Związkowcy podkreślają, iż wprowadzenie takiego rozwiązania było celem od dawna.
– Dążyliśmy do tego, żeby nasz zawód był coraz bardziej atrakcyjny, żeby ludzie młodzi chcieli przychodzić do nas. W wojsku od dawna jest ten dodatek mieszkaniowy. Przykład Stargardu – w Stargardzie nie ma wakatów i np. młodzi, jeżeli chcieliby pracować w Szczecinie, to musieliby albo dojeżdżać, albo wynająć za swoje pieniądze pokój czy mieszkanie. Tym dodatkiem, tak jak w wojsku, umożliwia się im, żeby mogli wynająć mieszkanie np. w Szczecinie, żeby mogli pracować poza Stargardem, tam, gdzie są miejsca pracy – wyjaśnia Marian Boguszyński, przewodniczący NSZZ Policjantów województwa zachodniopomorskiego.
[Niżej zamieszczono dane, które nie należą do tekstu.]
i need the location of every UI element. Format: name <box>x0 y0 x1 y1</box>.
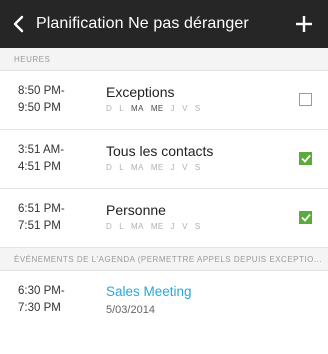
schedule-label: Exceptions <box>106 84 175 100</box>
plus-icon <box>296 16 312 32</box>
start-time: 8:50 PM- <box>18 85 65 97</box>
schedule-row[interactable]: 6:51 PM- 7:51 PM Personne D L MA ME J V … <box>0 189 328 248</box>
schedule-row[interactable]: 8:50 PM- 9:50 PM Exceptions D L MA ME J … <box>0 71 328 130</box>
day-mon: L <box>119 222 125 231</box>
day-sun: D <box>106 163 113 172</box>
checkmark-icon <box>300 154 311 163</box>
schedule-main: Tous les contacts D L MA ME J V S <box>106 142 213 172</box>
schedule-label: Tous les contacts <box>106 143 214 159</box>
day-sat: S <box>194 104 201 113</box>
schedule-checkbox[interactable] <box>299 152 312 165</box>
schedule-label: Personne <box>106 202 166 218</box>
day-thu: J <box>170 104 176 113</box>
schedule-checkbox[interactable] <box>299 211 312 224</box>
schedule-main: Exceptions D L MA ME J V S <box>106 83 201 113</box>
day-wed: ME <box>150 222 164 231</box>
day-sun: D <box>106 104 113 113</box>
schedule-main: Personne D L MA ME J V S <box>106 201 201 231</box>
day-sat: S <box>194 163 201 172</box>
day-fri: V <box>182 222 188 231</box>
calendar-event-row[interactable]: 6:30 PM- 7:30 PM Sales Meeting 5/03/2014 <box>0 271 328 329</box>
day-tue: MA <box>131 163 144 172</box>
start-time: 6:51 PM- <box>18 203 65 215</box>
app-bar: Planification Ne pas déranger <box>0 0 328 48</box>
event-time-range: 6:30 PM- 7:30 PM <box>18 283 65 317</box>
day-sun: D <box>106 222 113 231</box>
day-sat: S <box>194 222 201 231</box>
end-time: 9:50 PM <box>18 102 61 114</box>
add-button[interactable] <box>290 0 318 48</box>
section-header-calendar-events: ÉVÉNEMENTS DE L'AGENDA (PERMETTRE APPELS… <box>0 248 328 271</box>
day-mon: L <box>119 104 125 113</box>
schedule-checkbox[interactable] <box>299 93 312 106</box>
end-time: 7:51 PM <box>18 220 61 232</box>
chevron-left-icon <box>13 15 24 33</box>
day-wed: ME <box>150 104 164 113</box>
event-date: 5/03/2014 <box>106 304 155 316</box>
day-thu: J <box>170 163 176 172</box>
day-tue: MA <box>131 222 144 231</box>
day-mon: L <box>119 163 125 172</box>
day-fri: V <box>182 104 188 113</box>
schedule-row[interactable]: 3:51 AM- 4:51 PM Tous les contacts D L M… <box>0 130 328 189</box>
event-start-time: 6:30 PM- <box>18 285 65 297</box>
start-time: 3:51 AM- <box>18 144 65 156</box>
checkmark-icon <box>300 213 311 222</box>
section-header-hours: HEURES <box>0 48 328 71</box>
day-wed: ME <box>150 163 164 172</box>
day-fri: V <box>182 163 188 172</box>
time-range: 6:51 PM- 7:51 PM <box>18 201 65 235</box>
weekday-list: D L MA ME J V S <box>106 104 201 113</box>
event-title: Sales Meeting <box>106 284 192 299</box>
weekday-list: D L MA ME J V S <box>106 222 201 231</box>
back-button[interactable] <box>4 0 34 48</box>
event-end-time: 7:30 PM <box>18 302 61 314</box>
end-time: 4:51 PM <box>18 161 61 173</box>
time-range: 3:51 AM- 4:51 PM <box>18 142 64 176</box>
day-tue: MA <box>131 104 144 113</box>
event-main: Sales Meeting 5/03/2014 <box>106 283 192 316</box>
time-range: 8:50 PM- 9:50 PM <box>18 83 65 117</box>
weekday-list: D L MA ME J V S <box>106 163 213 172</box>
page-title: Planification Ne pas déranger <box>36 15 249 32</box>
day-thu: J <box>170 222 176 231</box>
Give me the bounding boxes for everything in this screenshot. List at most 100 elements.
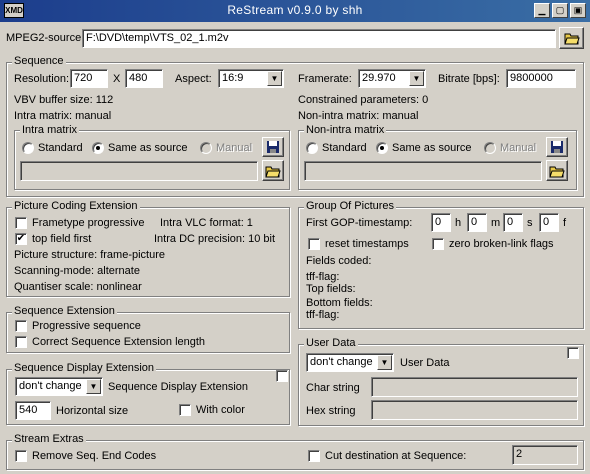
nonintra-manual-label: Manual — [500, 142, 537, 154]
intra-open-button[interactable] — [262, 160, 284, 181]
user-data-label: User Data — [400, 357, 450, 369]
quantizer-text: Quantiser scale: nonlinear — [14, 281, 142, 293]
aspect-value: 16:9 — [222, 72, 244, 84]
intra-manual-radio[interactable] — [200, 142, 212, 154]
bitrate-field[interactable]: 9800000 — [506, 69, 576, 88]
char-string-field[interactable] — [371, 377, 578, 397]
char-string-label: Char string — [306, 382, 360, 394]
intra-matrix-text: Intra matrix: manual — [14, 110, 112, 122]
nonintra-save-button[interactable] — [546, 137, 568, 157]
scanning-mode-text: Scanning-mode: alternate — [14, 265, 140, 277]
correct-length-label[interactable]: Correct Sequence Extension length — [32, 335, 205, 349]
gop-frames-field[interactable]: 0 — [539, 213, 559, 232]
dropdown-arrow-icon[interactable]: ▼ — [86, 379, 101, 394]
frametype-label[interactable]: Frametype progressive — [32, 216, 145, 230]
progressive-sequence-checkbox[interactable] — [15, 320, 27, 332]
seq-disp-label: Sequence Display Extension — [108, 381, 249, 393]
folder-open-icon — [265, 166, 281, 177]
with-color-checkbox[interactable] — [179, 404, 191, 416]
intra-vlc-text: Intra VLC format: 1 — [160, 217, 253, 229]
nonintra-same-label[interactable]: Same as source — [392, 141, 471, 155]
remove-seq-end-label[interactable]: Remove Seq. End Codes — [32, 449, 156, 463]
intra-same-label[interactable]: Same as source — [108, 141, 187, 155]
folder-open-icon — [563, 33, 580, 45]
cut-destination-checkbox[interactable] — [308, 450, 320, 462]
user-data-select-value: don't change — [310, 356, 373, 368]
gop-timestamp-label: First GOP-timestamp: — [306, 217, 413, 229]
gop-h-label: h — [455, 217, 462, 229]
gop-minutes-field[interactable]: 0 — [467, 213, 487, 232]
reset-timestamps-checkbox[interactable] — [308, 238, 320, 250]
save-disk-icon — [267, 141, 279, 153]
cut-destination-label[interactable]: Cut destination at Sequence: — [325, 449, 466, 463]
correct-length-checkbox[interactable] — [15, 336, 27, 348]
gop-s-label: s — [527, 217, 533, 229]
top-fields-text: Top fields: — [306, 283, 356, 295]
nonintra-matrix-path-field[interactable] — [304, 161, 542, 181]
cut-sequence-field[interactable]: 2 — [512, 445, 578, 465]
frametype-checkbox[interactable] — [15, 217, 27, 229]
gop-m-label: m — [491, 217, 501, 229]
constrained-text: Constrained parameters: 0 — [298, 94, 429, 106]
tff-flag-text-2: tff-flag: — [306, 309, 340, 321]
seq-disp-select[interactable]: don't change ▼ — [15, 377, 103, 396]
window-title: ReStream v0.9.0 by shh — [227, 3, 363, 17]
source-label: MPEG2-source: — [6, 32, 85, 44]
gop-hours-field[interactable]: 0 — [431, 213, 451, 232]
intra-matrix-title: Intra matrix — [20, 124, 80, 137]
framerate-select[interactable]: 29.970 ▼ — [358, 69, 426, 88]
gop-f-label: f — [563, 217, 567, 229]
topfield-checkbox[interactable]: ✔ — [15, 233, 27, 245]
maximize-button[interactable]: ▢ — [552, 3, 568, 18]
folder-open-icon — [549, 166, 565, 177]
x-label: X — [113, 73, 121, 85]
stream-extras-title: Stream Extras — [12, 433, 86, 446]
topfield-label[interactable]: top field first — [32, 232, 91, 246]
height-field[interactable]: 480 — [125, 69, 163, 88]
pce-title: Picture Coding Extension — [12, 200, 140, 213]
resolution-label: Resolution: — [14, 73, 70, 85]
nonintra-manual-radio[interactable] — [484, 142, 496, 154]
intra-same-radio[interactable] — [92, 142, 104, 154]
seq-disp-select-value: don't change — [19, 380, 82, 392]
open-source-button[interactable] — [559, 27, 584, 49]
intra-manual-label: Manual — [216, 142, 253, 154]
zero-broken-link-label[interactable]: zero broken-link flags — [449, 237, 554, 251]
intra-matrix-path-field[interactable] — [20, 161, 258, 181]
nonintra-matrix-group — [298, 130, 577, 190]
dropdown-arrow-icon[interactable]: ▼ — [267, 71, 282, 86]
aspect-select[interactable]: 16:9 ▼ — [218, 69, 284, 88]
reset-timestamps-label[interactable]: reset timestamps — [325, 237, 409, 251]
close-button[interactable]: ▣ — [570, 3, 586, 18]
width-field[interactable]: 720 — [70, 69, 108, 88]
nonintra-standard-label[interactable]: Standard — [322, 141, 367, 155]
dropdown-arrow-icon[interactable]: ▼ — [409, 71, 424, 86]
intra-save-button[interactable] — [262, 137, 284, 157]
nonintra-matrix-title: Non-intra matrix — [304, 124, 387, 137]
bitrate-label: Bitrate [bps]: — [438, 73, 500, 85]
nonintra-standard-radio[interactable] — [306, 142, 318, 154]
dropdown-arrow-icon[interactable]: ▼ — [377, 355, 392, 370]
nonintra-same-radio[interactable] — [376, 142, 388, 154]
title-bar[interactable]: XMD ReStream v0.9.0 by shh ▁ ▢ ▣ — [0, 0, 590, 22]
remove-seq-end-checkbox[interactable] — [15, 450, 27, 462]
with-color-label[interactable]: With color — [196, 403, 245, 417]
gop-seconds-field[interactable]: 0 — [503, 213, 523, 232]
intra-matrix-group — [14, 130, 290, 190]
user-data-checkbox[interactable] — [567, 347, 579, 359]
nonintra-matrix-text: Non-intra matrix: manual — [298, 110, 419, 122]
progressive-sequence-label[interactable]: Progressive sequence — [32, 319, 141, 333]
vbv-text: VBV buffer size: 112 — [14, 94, 114, 106]
save-disk-icon — [551, 141, 563, 153]
aspect-label: Aspect: — [175, 73, 212, 85]
intra-standard-radio[interactable] — [22, 142, 34, 154]
minimize-button[interactable]: ▁ — [534, 3, 550, 18]
hex-string-field[interactable] — [371, 400, 578, 420]
source-path-field[interactable]: F:\DVD\temp\VTS_02_1.m2v — [82, 29, 556, 48]
seq-disp-checkbox[interactable] — [276, 370, 288, 382]
intra-standard-label[interactable]: Standard — [38, 141, 83, 155]
nonintra-open-button[interactable] — [546, 160, 568, 181]
user-data-select[interactable]: don't change ▼ — [306, 353, 394, 372]
horizontal-size-field[interactable]: 540 — [15, 401, 51, 420]
zero-broken-link-checkbox[interactable] — [432, 238, 444, 250]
W zachodniopomorskim garnizonie policji na kandydatów przez cały czas czeka 521 wolnych etatów. Władze liczą, iż nowe świadczenie zachęci młodych ludzi do wyboru pracy w służbach mundurowych, szczególnie w większych miastach, gdzie koszty utrzymania są wyższe. Czy nowe wsparcie rozwiąże problem braków kadrowych? Czas pokaże, ale sami funkcjonariusze przyznają, iż to krok w dobrym kierunku.